Rize is the capital city of Rize Province in the eastern part of the Black Sea Region of Turkey.
Name
The name comes from Greek as though ρίζα (riza) or Ριζαίον (Rizaion)], meaning “mountain slopes”,ρίζα in Greek means root. In modern times, its name in Greek was usually Ριζούντα (Rizunda). Its Latin forms are Rhizus and Rhizaeum, the latter of which is used in the Catholic Church’s list of titular sees as the name of bishopric of the town, which was once part of the late Roman province of Pontus Polemoniacus). The name Rize is spelled ريزه in Ottoman Turkish, and რიზე in Georgian. The name in Laz is Rizini (რიზინი).
History
The first written mention of Rize is made by Arrian in a work named Periplus of the Euxine Sea,[6] as a city founded at the mouth of the homonymous river (the ancient and Byzantine ῾Ρίζιος ποταμός[7]). Dated at 130–131 AD and written as a letter to Roman Emperor Hadrian, the work records how its author, the governor of Cappadocia, made an inspection tour of the Eastern Black Sea territories that were part of his jurisdiction, first visiting the Roman Empire’s Eastern Anatolian frontier garrisons before pushing on to the Black Sea coast in the Trabzon (Trebizond) region.
The city of Rize formed part of historic Georgian province of Chaneti (Georgian: ჭანეთი). From 1547 Chaneti province was incorporated by the Ottoman Empire and became a part of the sancak of Lazistan. The city was claimed by the short-lived Democratic Republic of Georgia between 1918 and 1920. On the basis of the 1921 Treaty of Kars, Soviet Russia granted Rize to Turkey just as the other territories of Artvin, Ardahan, and Hopa (Georgian: ხუფათი).
Geography
The city is built around a small bay on the Black Sea coast, on a narrow strip of flat land between the sea and the mountains behind. The coastal strip is being expanded with landfill and the city is growing up the steep hillsides away from the coast. Rize enjoys a mild, extremely wet climate, vulnerable to storms coming off the Black Sea and therefore the surrounding countryside is rich with vegetation and is attracting more and more visitors every year.
Rize is a center for processing and shipping Rize Tea, the tea grown in the surrounding area. Tea was introduced in the region in the 1940s and 1950s, changing the destiny of the region, which was desperately poor until then.[9] The city has a tea research institute founded in 1958 and tea gardens are the main sight in the town’s panoramic view. Tea and kiwifruit plants are even planted in gardens around the town. The secondary activity is fishing. Rize is linked by road with Trabzon (41 miles [66 km] west), Hopa (55 miles [88 km] east on the Georgian border, and Erzurum (north). The nearest airport is in Trabzon.

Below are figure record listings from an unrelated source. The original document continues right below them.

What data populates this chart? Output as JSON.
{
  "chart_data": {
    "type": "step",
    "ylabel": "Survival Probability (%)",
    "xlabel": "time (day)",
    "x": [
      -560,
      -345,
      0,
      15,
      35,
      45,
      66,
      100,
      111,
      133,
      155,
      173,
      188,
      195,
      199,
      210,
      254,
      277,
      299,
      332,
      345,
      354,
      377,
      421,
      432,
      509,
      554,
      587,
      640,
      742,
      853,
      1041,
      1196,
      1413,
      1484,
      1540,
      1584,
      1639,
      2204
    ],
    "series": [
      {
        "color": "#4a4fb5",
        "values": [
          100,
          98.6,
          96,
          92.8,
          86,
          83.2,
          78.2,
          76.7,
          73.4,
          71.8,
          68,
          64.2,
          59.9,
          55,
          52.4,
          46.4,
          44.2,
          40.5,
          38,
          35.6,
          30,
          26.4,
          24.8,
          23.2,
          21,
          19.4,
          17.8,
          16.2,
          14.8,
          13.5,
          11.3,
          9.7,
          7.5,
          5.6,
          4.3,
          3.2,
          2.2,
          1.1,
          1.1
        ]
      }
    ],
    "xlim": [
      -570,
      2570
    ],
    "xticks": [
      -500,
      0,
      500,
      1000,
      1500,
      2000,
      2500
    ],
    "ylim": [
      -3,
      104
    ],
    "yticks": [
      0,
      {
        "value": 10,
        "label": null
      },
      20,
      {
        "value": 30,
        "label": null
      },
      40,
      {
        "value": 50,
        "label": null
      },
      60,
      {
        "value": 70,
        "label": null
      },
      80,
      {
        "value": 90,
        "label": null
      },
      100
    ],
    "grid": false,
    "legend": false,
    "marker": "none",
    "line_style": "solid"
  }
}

Rize is a quiet town, a typical Turkish provincial capital with little in the way of night life or entertainment. However the border with Georgia has been open since the early 1990s, the Black Sea coast road has been widened and Rize is now wealthier than in previous decades; there are more cars in the streets, higher buildings on the sea front, and some places for young people to go are opening up now. The visitors to the surrounding countryside also contribute to the economy of the town.
Climate
Rize has a humid subtropical climate (Köppen climate classification: Cfa). Snowfall can be heavy once it snows. The climate turns continental (Dfb) on the hillsides and subarctic (Dfc) on mountain slopes and yaylas, a term used in Turkish for highlands and highland plateaus.
Rize and the eastern part of the Black Sea coast where it is situated has the highest precipitation in western Asia, with an annual precipitation averaging around 2,500 millimetres (100 in), with heavy rainfall year-round and a maximum in late autumn (October to December). The Black Sea coast receives the greatest amount of precipitation in Turkey and is the only region of Turkey that receives high precipitation throughout the year. The water temperature, as in the whole Turkish Black Sea coast, is always cool, fluctuating between 8 and 20 °C (46 and 68 °F) throughout the year.